In our study, high-precision W isotope ratio measurement with MC-ICP-MS (Thermo co. Ltd., NEPTUNE PLUS) equipped with desolvating nebulizer (ARIDAS II) following the chemical separation using both cation and anion exchange resin has been developed. We have measured the W standard solution (SRM 3163) and obtained the isotopic compositions with a precision of ± 5ppm. However, the standard solution, which was processed by the cation or anion exchange chemistry in the same way as for rock samples, has systematic 182W/184W drift of -5ppm, which was also observed by Willbold et al. (2011) and Kruijer and Kleine (2018). This shift likely resulted from the nuclear field shift effect as mentioned by Kruijer and Kleine (2018). Therefore, we corrected the measured W isotope ratios of samples with the standard solution processed by the same method as that of the samples. This technique led to obtaining of the W isotopic compositions with reproducibility of several ppm.

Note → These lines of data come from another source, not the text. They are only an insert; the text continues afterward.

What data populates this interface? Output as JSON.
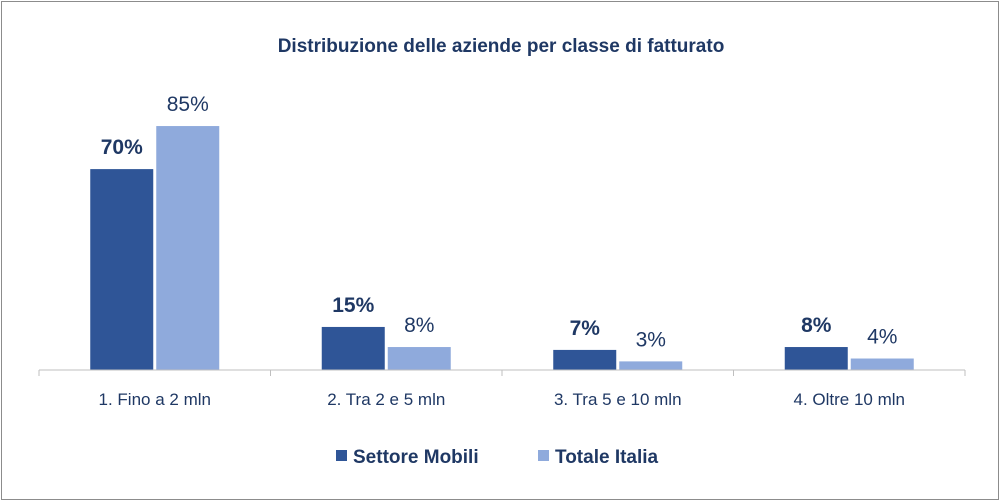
{
  "chart_data": {
    "type": "bar",
    "title": "Distribuzione delle aziende per classe di fatturato",
    "categories": [
      "1. Fino a 2 mln",
      "2. Tra 2 e 5 mln",
      "3. Tra 5 e 10 mln",
      "4. Oltre 10 mln"
    ],
    "series": [
      {
        "name": "Settore Mobili",
        "values": [
          70,
          15,
          7,
          8
        ],
        "labels": [
          "70%",
          "15%",
          "7%",
          "8%"
        ],
        "color": "#2f5597"
      },
      {
        "name": "Totale Italia",
        "values": [
          85,
          8,
          3,
          4
        ],
        "labels": [
          "85%",
          "8%",
          "3%",
          "4%"
        ],
        "color": "#8faadc"
      }
    ],
    "ylim": [
      0,
      100
    ],
    "grid": false,
    "legend_position": "bottom"
  }
}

We have obtained negative µ182W for the basalts with the high 3He/4He isotopic composition from the Loihi, Hawaii, through the developed analytical method. This result is consistent with that of Mundl et al., (2017). As the Earth’s core should have a negative µ182W value of ca. -210, the Loihi sample we analyzed probably contains a component with a signature of core-mantle interaction. We have obtained the high-precision W isotope data for the fresh drilled basalts from Louisville. Louisville is known to have been originated from the primordial deep mantle source. We will discuss the obtained results and the early evolution of the deep mantle.



Acknowledgement – JSPS Grant-in-Aid has supported this project. We are grateful to M. Kawamura for experimental help and Y. Orihashi, T. Hanyu, M. Tejada for providing samples.